Christine O’Donnell and Norman Mailer: A Masturbation Double Standard?

Norman Mailer (click to enlarge) Image by Creative Commons
A previously little known, earnest Christian woman running for a high-profile office her first time out confronts derision, scorn and outrage in 2010 thanks to dredged up 14-year-old comments in which she criticized masturbation for its purported role in stoking lust and discouraging intimacy. She’s pummeled, eviscerated, all but left for politically dead.
That’s Republican Christine O’Donnell today as her numbers continue to fall in the race for Delaware’s open Senate seat.
Forty-one years ago, on the other hand, it was a gruff and celebrated Jewish male from Brooklyn running for high-profile office his first time out, just six years after denouncing masturbation as conduct so heinous that “it’s better to commit rape than masturbate.”
And public reaction was — well, nothing.
“It never came up,” recalled Paul Krassner, the legendary journalist and social satirist, recalling Mailer’s 1969 campaign for mayor of New York City. It was Krassner, a protégé of Lenny Bruce and later founder with Jerry Rubin and Abbie Hoffman of the Youth International Party, who elicited Mailer’s remark on masturbation and rape—and much more—in a dead serious 1963 interview in his groundbreaking publication, the Realist.
Mailer’s often forgotten quixotic mayoral campaign in the end won 5% of the Democratic primary vote. Many credit his run, or blame it, depending on their viewpoint, with snatching the Democratic mayoral nomination from liberal Bronx Borough president Herman Badillo and handing it to law-and-order city controller Mario Procaccino. Liberals fled from Procaccino in the general election, giving their vote instead to ultimate victor John Lindsay, a liberal Republican (a now extinct species).
It was a wild and crazy campaign at the height of the sixties, and as today, anger was in the air. Crime and social disfunction in the city was rocketing while trust in conventional politics and politicians was plunging in Tea Party-like fashion.
Mailer faced a slew of doubts about his candidacy—some of them from out of his own mouth (”The difference between me and the other candidates,” Mailer said at one point ”is that I’m no good and I can prove it.”) But his stand on masturbation was not part of this.
In his earlier 1963 interview in The Realist — Krassner’s pre-Jon Stewart hybrid of the Nation and Mad Magazine for adults — Mailer declared, “I wouldn’t say all people who masturbate are evil, probably I would even say that some of the best people in the world masturbate. But I am saying it’s a miserable activity.”
In response, Krassner suggested masturbation could be “a thing of beauty.” Certainly, he suggested, it was better than the “beauty of bombing,” whose perverse visual beauty Mailer had remarked on earlier in their discussion. And besides, Krassner added, it “at least it saved some people who might otherwise go out and commit rape.”
“It’s better to commit rape than masturbate,” Mailer replied. “Maybe, maybe.
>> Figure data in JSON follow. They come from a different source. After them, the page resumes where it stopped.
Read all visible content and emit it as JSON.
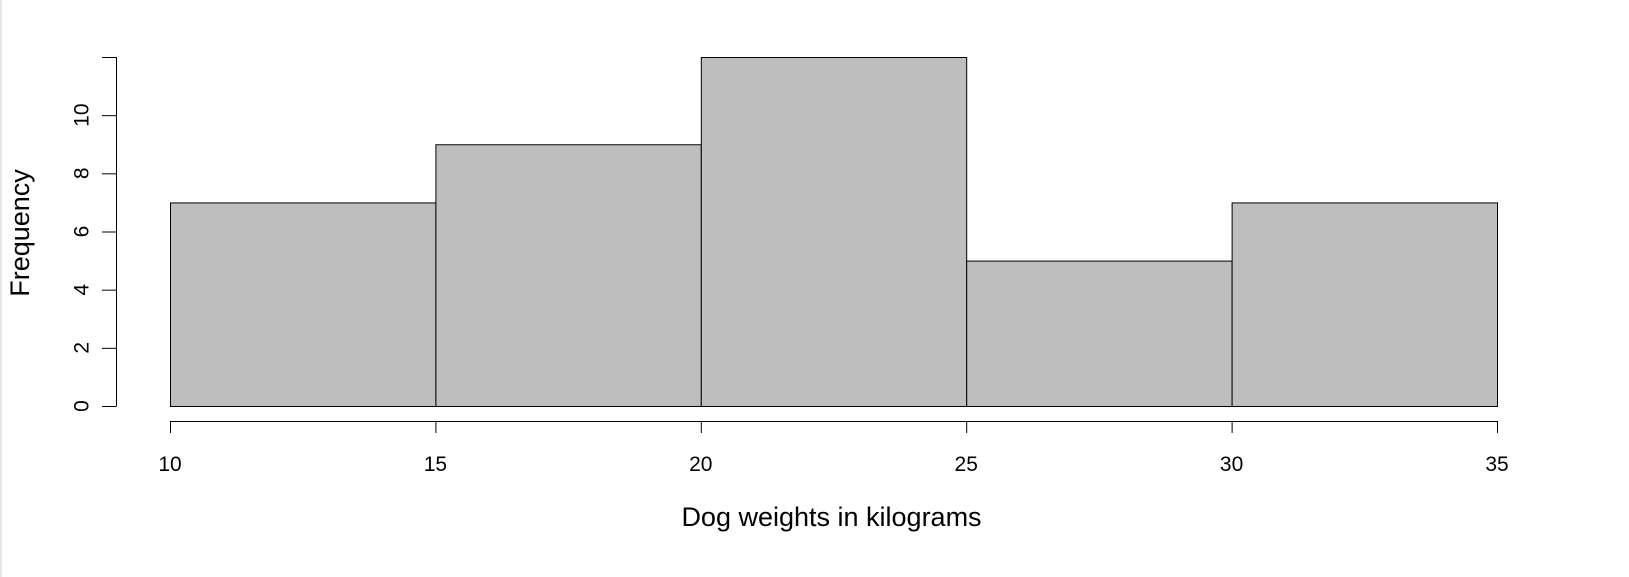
{
  "chart_data": {
    "type": "bar",
    "subtype": "histogram",
    "title": "",
    "xlabel": "Dog weights in kilograms",
    "ylabel": "Frequency",
    "bins": [
      {
        "from": 10,
        "to": 15,
        "count": 7
      },
      {
        "from": 15,
        "to": 20,
        "count": 9
      },
      {
        "from": 20,
        "to": 25,
        "count": 12
      },
      {
        "from": 25,
        "to": 30,
        "count": 5
      },
      {
        "from": 30,
        "to": 35,
        "count": 7
      }
    ],
    "xlim": [
      10,
      35
    ],
    "ylim": [
      0,
      12
    ],
    "x_ticks": [
      10,
      15,
      20,
      25,
      30,
      35
    ],
    "y_ticks": [
      0,
      2,
      4,
      6,
      8,
      10
    ],
    "grid": false,
    "legend": "none",
    "bar_color": "#bebebe",
    "border_color": "#000000"
  }
}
The whole thing becomes difficult … . one is violence toward oneself; one is violence toward others.”
O’Donnell’s objection to the activity seems pretty tame by comparison.
“We have God given sexual desires, and we need to understand them and preserve them to be used in God’s appropriate context,” she said facing the camera in a 1996 MTV program on young people and “Sex in the ‘90s.” “You’re going to be pleasing each other, and if he already knows what pleases him and he can please himself—then why am I in the picture?”
Why, indeed?
Is there a sexual double standard going on here? Like O’Donnell, Mailer, in his interview in The Realist, also attacked contraception. But this, too, never came up in his campaign, in the very heartland of feminism.
Krassner, now 78 and living in Desert Hot Springs, Calif., rejected the notion of a double standard. It’s more, he said, about changing standards about what can be discussed in the mainstream media and the changing nature of media technology itself.
O’Donnell’s comments “became news with the aid of YouTube,” noted Krassner. Mailer, who died in 2007, “never had such a visual aid, one that would travel so immediately and become so widespread. So because of the prudishness then and the technology now, I don’t think it’s accurate to label this as a double standard genderwise (and poundfoolish).”
In a Time/CNN poll released September 21, O’Donnell’s Democratic opponent, Chris Coon, was trouncing her 55% to 39%; not yet Mailer territory poll-wise. On the other hand, her decision to run, like Mailer’s, may come to be seen as a decisive factor for the ultimate outcome. O’Donnell defeated popular Delaware pol and former governor Mike Castle in the GOP primary. And Castle, according to polls at the time, would have pummeled the now confident looking Coon.